Create a free profile to get unlimited access to exclusive videos, breaking news, sweepstakes, and more!
Woman Totals Car While Wearing 'Carrie' Costume, Giving First Responders Quite A Fright
“If anyone wants to know how my weekend went I totaled my car while dressed up as Carrie and everyone who was a first responder thought I was dead," college student Sidney Wolfe wrote on Twitter after hitting a deer in Ohio.
Ohio first responders thought they were walking into something straight out of a horror movie when they encountered a woman covered in blood that soaked through her white gown and ran down her face.
But it turned out 20-year-old Sidney Wolfe was just wearing a “Carrie” costume when she hit a deer along an Ohio interstate.
“If anyone wants to know how my weekend went I totaled my car while dressed up as Carrie and everyone who was a first responder thought I was dead HAHAHAHA IM SO SORRY,” she wrote on Twitter of the accidental scare.
Wolfe later told The New York Daily News that shortly after she struck the deer around 1:45 a.m. in South Point, Ohio, she realized her costume could make her injuries look far more intense.
“I remember sitting there in shock, smelling the smoke from the airbags and thinking, ‘I’m dressed as Carrie White. It looks like I’ve been mangled in a really terrible accident,’” she said.

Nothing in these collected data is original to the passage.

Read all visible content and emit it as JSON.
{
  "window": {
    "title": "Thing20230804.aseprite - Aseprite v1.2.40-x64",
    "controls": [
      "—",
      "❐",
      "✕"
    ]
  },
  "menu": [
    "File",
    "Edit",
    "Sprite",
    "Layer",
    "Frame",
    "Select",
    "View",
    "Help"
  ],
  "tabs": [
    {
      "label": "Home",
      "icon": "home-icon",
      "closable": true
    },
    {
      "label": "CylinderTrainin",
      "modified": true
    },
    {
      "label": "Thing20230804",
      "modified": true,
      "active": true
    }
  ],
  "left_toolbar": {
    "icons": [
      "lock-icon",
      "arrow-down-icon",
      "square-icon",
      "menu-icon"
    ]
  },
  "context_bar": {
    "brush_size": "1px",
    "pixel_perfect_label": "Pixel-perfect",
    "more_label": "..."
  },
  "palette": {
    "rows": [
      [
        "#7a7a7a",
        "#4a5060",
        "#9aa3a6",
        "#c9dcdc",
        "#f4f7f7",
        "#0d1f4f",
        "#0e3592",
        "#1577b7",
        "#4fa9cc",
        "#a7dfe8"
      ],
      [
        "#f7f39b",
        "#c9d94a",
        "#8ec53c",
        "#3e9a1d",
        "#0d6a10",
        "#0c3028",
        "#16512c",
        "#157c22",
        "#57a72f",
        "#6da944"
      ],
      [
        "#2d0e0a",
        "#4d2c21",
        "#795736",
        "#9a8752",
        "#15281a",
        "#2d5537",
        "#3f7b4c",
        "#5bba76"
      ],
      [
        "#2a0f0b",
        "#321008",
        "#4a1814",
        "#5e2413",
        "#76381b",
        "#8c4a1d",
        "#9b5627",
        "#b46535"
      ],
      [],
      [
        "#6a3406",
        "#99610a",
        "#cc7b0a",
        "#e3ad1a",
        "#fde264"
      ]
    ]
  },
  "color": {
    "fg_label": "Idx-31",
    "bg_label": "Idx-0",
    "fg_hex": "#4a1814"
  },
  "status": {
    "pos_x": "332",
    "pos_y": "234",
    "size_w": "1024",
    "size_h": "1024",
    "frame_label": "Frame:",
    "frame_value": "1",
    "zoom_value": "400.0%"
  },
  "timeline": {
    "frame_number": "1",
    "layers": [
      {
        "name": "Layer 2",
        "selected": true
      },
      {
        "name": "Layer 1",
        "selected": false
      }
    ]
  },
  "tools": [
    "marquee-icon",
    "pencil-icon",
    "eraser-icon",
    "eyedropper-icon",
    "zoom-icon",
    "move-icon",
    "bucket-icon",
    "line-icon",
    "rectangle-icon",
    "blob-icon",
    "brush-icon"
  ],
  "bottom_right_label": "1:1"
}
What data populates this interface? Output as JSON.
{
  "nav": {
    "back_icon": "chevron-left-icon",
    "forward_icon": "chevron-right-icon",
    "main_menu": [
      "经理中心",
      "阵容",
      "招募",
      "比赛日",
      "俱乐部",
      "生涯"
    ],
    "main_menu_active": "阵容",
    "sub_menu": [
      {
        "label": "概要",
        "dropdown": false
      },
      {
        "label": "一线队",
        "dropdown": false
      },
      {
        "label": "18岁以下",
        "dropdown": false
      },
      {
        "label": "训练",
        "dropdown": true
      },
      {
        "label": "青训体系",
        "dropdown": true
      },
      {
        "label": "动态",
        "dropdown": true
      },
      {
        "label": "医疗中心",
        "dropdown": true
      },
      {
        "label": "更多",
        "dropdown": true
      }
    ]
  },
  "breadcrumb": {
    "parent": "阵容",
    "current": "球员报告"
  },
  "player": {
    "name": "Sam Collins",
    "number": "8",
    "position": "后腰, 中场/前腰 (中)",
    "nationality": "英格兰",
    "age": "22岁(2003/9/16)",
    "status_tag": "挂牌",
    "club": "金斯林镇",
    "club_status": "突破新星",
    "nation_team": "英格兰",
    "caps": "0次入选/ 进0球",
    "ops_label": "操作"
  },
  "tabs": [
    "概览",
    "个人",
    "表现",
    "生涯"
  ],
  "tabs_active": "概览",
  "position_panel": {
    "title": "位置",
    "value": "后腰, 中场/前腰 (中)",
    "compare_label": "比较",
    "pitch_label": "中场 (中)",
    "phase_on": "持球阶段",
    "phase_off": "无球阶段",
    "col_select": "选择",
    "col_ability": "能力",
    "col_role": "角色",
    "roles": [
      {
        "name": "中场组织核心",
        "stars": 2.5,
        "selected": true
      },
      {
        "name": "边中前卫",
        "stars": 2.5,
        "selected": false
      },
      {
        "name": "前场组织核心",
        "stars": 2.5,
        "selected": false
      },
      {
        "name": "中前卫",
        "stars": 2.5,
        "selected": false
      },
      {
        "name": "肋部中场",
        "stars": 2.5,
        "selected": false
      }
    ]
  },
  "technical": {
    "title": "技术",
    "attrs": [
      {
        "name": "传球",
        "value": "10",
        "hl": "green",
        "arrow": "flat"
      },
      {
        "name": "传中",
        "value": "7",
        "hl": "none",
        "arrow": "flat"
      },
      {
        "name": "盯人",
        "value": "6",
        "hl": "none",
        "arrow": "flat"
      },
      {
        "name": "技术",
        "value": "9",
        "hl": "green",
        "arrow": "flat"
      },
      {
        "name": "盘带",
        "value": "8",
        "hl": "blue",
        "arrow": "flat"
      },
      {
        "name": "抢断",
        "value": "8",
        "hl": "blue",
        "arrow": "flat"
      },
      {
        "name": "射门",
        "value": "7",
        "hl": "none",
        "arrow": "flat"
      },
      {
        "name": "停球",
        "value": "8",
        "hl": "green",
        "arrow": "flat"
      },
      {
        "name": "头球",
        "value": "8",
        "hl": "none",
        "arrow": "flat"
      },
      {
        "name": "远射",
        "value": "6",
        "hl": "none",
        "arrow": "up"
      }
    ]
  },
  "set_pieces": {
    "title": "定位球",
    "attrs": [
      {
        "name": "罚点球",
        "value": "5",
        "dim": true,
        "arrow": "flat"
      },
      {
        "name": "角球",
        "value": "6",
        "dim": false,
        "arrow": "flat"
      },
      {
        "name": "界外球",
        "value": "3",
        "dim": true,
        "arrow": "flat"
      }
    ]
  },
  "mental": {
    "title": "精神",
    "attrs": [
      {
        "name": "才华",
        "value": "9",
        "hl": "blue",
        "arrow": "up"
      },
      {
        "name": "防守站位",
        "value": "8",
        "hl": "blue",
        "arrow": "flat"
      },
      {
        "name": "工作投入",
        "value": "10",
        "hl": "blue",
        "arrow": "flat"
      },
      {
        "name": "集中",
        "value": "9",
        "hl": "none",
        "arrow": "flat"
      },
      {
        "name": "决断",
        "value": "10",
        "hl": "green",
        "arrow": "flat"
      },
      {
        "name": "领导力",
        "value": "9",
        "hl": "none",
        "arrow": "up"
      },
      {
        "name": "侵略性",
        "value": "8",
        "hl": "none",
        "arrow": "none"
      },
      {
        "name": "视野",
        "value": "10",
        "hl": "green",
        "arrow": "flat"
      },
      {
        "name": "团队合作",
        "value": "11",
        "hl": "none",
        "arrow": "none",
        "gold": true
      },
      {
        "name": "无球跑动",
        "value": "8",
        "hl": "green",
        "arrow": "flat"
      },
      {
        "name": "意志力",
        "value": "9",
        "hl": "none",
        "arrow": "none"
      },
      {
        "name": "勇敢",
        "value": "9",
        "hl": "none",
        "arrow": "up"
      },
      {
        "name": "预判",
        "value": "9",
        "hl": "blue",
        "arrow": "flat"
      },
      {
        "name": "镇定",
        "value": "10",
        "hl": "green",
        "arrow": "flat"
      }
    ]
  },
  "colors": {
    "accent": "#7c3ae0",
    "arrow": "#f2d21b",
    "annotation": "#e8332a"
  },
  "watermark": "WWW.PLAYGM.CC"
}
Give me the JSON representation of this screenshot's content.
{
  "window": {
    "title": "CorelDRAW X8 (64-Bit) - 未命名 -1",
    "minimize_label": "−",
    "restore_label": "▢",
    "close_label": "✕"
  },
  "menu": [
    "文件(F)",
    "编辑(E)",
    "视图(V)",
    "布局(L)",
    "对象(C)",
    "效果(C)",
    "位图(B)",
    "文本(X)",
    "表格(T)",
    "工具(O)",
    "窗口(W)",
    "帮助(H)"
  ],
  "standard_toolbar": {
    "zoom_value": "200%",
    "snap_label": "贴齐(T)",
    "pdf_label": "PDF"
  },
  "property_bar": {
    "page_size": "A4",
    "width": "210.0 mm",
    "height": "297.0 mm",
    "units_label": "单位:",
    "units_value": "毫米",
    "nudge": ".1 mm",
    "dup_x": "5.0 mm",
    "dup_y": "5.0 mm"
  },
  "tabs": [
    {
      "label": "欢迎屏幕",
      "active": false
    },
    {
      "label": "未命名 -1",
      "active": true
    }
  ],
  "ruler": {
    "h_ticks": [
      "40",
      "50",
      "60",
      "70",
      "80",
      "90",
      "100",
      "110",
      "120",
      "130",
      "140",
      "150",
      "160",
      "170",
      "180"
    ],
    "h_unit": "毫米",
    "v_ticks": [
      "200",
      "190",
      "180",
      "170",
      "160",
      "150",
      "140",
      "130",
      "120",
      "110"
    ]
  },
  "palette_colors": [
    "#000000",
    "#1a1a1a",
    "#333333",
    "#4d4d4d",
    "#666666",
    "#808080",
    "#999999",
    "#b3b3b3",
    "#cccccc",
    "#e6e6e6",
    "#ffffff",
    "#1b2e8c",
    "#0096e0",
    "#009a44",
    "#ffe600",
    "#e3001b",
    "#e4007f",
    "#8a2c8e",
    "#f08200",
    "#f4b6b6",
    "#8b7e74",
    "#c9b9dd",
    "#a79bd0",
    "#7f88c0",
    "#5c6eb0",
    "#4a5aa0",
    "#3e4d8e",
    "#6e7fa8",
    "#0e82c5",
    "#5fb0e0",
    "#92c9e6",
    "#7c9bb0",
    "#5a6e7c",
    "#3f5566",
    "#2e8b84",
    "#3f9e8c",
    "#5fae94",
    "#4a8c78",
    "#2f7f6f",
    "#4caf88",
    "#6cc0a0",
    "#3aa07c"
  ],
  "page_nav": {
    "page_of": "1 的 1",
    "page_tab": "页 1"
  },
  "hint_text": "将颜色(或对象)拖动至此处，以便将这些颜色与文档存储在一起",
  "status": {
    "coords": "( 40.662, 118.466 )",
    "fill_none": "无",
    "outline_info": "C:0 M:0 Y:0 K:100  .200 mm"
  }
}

A Good Samaritan stopped to help her and was “immediately freaked out” by what he saw.
“I motioned I was okay, trying to say it’s makeup, but he was already on his phone. Then the whole shebang started with three ambulances and two fire trucks.”
Wolfe tried to de-escalate the situation by calling into 911 herself and reporting that she was in “full makeup” and didn’t want to scare the first responders, but the message never got passed along.
“The cops were still frightened when they saw me. No one knew what was fake blood and what might be real blood,” she told The Daily News. “The costume was done really, really well.”
Even after many of the first responders realized the blood was just a part of the costume, another responder came up to the group, asking "I hate to interrupt but don’t you guys think she needs medical assistance?” according to NBC News.
The only real injury Wolfe suffered was a small bruise on her leg.
Wolfe had been wearing the costume at a haunted house that night to promote an upcoming production of “Carrie—The Musical” at the Paramount Arts Center in Ashland.
She accomplished her mission to bring attention to the production after the tweet about the unintentional fright went viral and was retweeted more than 74,000 times.
The Marshall University student wasn’t even actually playing Carrie in the musical, but had been called to fill in at the haunted house after the woman playing the role got sick.
“I was so excited to wear the makeup,” Wolfe told NBC News.
Her actual role was that of Sue Snell, another female lead in the production.